SÉRIE: DESAFIOS PARA 2021 – CRM

Nosso tema hoje abordará de modo mais direcionado a profissionais e empresas que dispõem de um software CRM – Customer Relationship Management nas suas operações de relacionamento. Caso a ainda não use um CRM, sua leitura pode deixar alguns pontos para você observar caso a adoção desta tecnologia esteja no planejamento estratégico da sua empresa.

Nossa abordagem sobre CRM considera o fato de já termos mais de 20 anos de uso desse tipo de software no Brasil, sendo que neste período tivemos muitos movimentos no mercado e dentro das empresas que mudaram o enfoque da gestão de clientes, criando novas possibilidades e necessidades.

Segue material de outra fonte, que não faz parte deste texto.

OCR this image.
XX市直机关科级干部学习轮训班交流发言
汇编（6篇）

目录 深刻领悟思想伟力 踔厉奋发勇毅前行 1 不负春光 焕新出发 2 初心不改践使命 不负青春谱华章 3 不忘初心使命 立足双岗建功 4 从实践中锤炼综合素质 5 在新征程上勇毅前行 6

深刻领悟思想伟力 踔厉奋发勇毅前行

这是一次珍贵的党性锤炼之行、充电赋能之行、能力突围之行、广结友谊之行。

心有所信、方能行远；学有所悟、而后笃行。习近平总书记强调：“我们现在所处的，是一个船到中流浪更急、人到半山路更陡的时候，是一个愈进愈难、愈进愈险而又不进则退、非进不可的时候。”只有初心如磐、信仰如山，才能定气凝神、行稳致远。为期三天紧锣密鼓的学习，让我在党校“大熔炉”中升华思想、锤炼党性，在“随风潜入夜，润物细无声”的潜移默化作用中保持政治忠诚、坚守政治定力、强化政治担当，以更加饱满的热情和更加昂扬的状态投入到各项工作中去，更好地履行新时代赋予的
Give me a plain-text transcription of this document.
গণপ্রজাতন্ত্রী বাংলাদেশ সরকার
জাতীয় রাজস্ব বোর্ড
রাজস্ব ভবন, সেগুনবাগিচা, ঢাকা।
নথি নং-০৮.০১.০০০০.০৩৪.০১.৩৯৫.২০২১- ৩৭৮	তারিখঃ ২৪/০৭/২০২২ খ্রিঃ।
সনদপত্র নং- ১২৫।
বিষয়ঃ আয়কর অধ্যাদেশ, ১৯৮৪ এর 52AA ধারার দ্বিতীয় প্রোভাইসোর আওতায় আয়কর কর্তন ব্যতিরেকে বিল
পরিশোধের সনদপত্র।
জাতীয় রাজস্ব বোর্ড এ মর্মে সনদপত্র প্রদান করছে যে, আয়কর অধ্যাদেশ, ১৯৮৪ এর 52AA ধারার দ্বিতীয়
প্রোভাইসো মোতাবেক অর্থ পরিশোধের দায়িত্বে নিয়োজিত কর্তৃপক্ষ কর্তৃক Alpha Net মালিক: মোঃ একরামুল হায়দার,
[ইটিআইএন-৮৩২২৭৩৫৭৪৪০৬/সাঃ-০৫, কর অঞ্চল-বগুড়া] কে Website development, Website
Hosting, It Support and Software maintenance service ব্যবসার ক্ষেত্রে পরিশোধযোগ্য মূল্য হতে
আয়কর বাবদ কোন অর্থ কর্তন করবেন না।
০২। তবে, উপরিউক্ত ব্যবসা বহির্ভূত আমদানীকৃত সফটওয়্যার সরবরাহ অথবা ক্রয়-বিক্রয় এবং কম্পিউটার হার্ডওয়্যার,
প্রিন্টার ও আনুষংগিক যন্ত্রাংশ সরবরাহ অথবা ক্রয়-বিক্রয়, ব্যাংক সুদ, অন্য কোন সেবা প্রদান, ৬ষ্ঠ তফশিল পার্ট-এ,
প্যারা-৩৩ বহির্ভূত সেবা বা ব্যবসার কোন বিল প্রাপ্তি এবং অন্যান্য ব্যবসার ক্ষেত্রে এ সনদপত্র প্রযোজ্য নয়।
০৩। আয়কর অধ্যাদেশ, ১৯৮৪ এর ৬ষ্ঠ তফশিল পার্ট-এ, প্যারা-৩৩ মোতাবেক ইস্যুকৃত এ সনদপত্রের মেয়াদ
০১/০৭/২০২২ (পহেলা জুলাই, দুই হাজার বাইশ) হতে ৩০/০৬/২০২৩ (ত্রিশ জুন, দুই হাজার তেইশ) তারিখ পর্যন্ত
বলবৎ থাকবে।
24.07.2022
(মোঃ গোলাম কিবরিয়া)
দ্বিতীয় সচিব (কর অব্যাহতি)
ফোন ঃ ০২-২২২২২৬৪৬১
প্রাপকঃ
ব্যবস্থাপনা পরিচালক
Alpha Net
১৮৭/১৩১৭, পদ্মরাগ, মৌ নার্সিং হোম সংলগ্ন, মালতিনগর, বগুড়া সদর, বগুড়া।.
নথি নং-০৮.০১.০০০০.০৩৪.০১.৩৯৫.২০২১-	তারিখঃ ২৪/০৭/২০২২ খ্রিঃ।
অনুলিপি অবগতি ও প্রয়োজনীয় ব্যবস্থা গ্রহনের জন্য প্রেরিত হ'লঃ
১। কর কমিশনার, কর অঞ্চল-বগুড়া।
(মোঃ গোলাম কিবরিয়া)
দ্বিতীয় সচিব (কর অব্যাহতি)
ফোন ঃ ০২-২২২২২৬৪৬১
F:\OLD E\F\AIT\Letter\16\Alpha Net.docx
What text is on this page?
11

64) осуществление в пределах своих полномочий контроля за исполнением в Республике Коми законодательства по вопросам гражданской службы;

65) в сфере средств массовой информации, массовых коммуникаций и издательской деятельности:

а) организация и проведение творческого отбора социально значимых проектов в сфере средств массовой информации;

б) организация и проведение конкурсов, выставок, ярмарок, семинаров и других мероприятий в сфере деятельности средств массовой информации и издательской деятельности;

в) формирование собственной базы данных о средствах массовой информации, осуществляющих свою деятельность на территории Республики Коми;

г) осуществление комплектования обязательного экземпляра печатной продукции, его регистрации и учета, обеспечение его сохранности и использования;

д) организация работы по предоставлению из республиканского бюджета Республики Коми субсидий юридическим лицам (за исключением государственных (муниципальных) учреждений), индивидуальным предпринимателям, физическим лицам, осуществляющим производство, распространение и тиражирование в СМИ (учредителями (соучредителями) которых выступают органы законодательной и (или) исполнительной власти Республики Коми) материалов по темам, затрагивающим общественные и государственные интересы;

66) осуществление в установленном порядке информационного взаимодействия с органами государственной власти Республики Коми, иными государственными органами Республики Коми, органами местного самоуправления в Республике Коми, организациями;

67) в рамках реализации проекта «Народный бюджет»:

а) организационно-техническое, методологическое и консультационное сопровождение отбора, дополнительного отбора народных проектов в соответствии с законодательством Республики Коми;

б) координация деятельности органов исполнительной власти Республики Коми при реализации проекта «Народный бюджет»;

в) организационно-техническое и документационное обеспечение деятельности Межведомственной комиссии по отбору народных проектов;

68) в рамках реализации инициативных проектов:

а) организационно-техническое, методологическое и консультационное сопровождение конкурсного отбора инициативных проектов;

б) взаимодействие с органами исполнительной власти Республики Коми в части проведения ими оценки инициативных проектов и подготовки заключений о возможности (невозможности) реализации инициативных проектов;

Quem tem um software CRM precisa tirar dele o máximo possível, pois embora ele esteja mais acessível hoje do que já foi em outros tempos, nem todas as empresas conseguem viabilizar a sua aquisição dados os valores envolvidos. Com este propósito, olhando dezenas de aplicações de CRM, listamos 5 ações para a sua empresa avaliar se está usando essa tecnologia em seu máximo potencial:

  1. Utilizar o CRM em todos os pontos e canais de contato com o cliente da empresa, sem restringi-lo somente à Central de Relacionamento. A estruturação do CRM permite à empresa fazer a gestão da jornada do cliente de ponta a ponta. Antigamente esta não era uma pauta vinculada ao software, mas com a preocupação crescente com Experiência do Cliente, a gestão da jornada passa a ser algo sensível e o CRM pode ser configurado para atender plenamente a esta necessidade;
  2. Ter workflows bem estruturados que direcionem demandas e gerenciem prazos e pendências automaticamente, com sistema de disparos escalonados de mensagens, que eliminem a necessidade de controles ou contatos paralelos para follow-ups junto às áreas de responsabilidade. Para a máxima utilização desta funcionalidade, a empresa deve ter um SLA – Service Level Agreement bem estruturado;
  3. Utilizar o CRM para antecipar questões do interesse do cliente, eliminando assim a sua necessidade de interagir com a empresa para obter alguma informação, ficando estas mensagens no histórico do sistema. Não é raro vermos muitas situações no atendimento aos clientes para tratar situações que já estavam resolvidas, como por exemplo a finalização de uma análise de uma pendência pelo Backoffice. Quanto mais proatividade no uso do software, maior o ganho que ele trará no relacionamento e na experiência do cliente;
  4. Simplificar ao máximo as listas de opções para classificações, buscando reduzir erros nas tabulações. As listas de opções devem ser definidas para concentrar situações comuns e que, ao serem observadas em relatórios, contribuam para análises e tomada de decisão. Geralmente, na implantação do CRM, tem-se a tendência a criar listas detalhadas, com particularidades, que dispersam os apontamentos;
  5. Registrar no CRM todas as interações com os clientes, por canais físicos ou digitais, incluindo sempre que possível a realizada por parceiros de negócio em nome da empresa. O software precisa mostrar todas as interações do cliente para permitir gerenciamento e para que haja dados e análises fiéis sobre o comportamento dos clientes. Assim, relacionamentos realizados por bot, portais de auto atendimento, URA etc, sempre que permitirem a identificação do cliente, devem gerar algum registro no CRM. Imagine um cliente que só utiliza portal de auto serviço, caso você tenha que analisar o histórico de interações dele no CRM, terá uma visão real ou parecerá que ele nunca fez qualquer contato? A resposta a esta pergunta nos permite identificar quando o CRM é um instrumento de registro utilizado por operadores de telemarketing e quando, de fato, é um mecanismo de gestão do relacionamento com o cliente.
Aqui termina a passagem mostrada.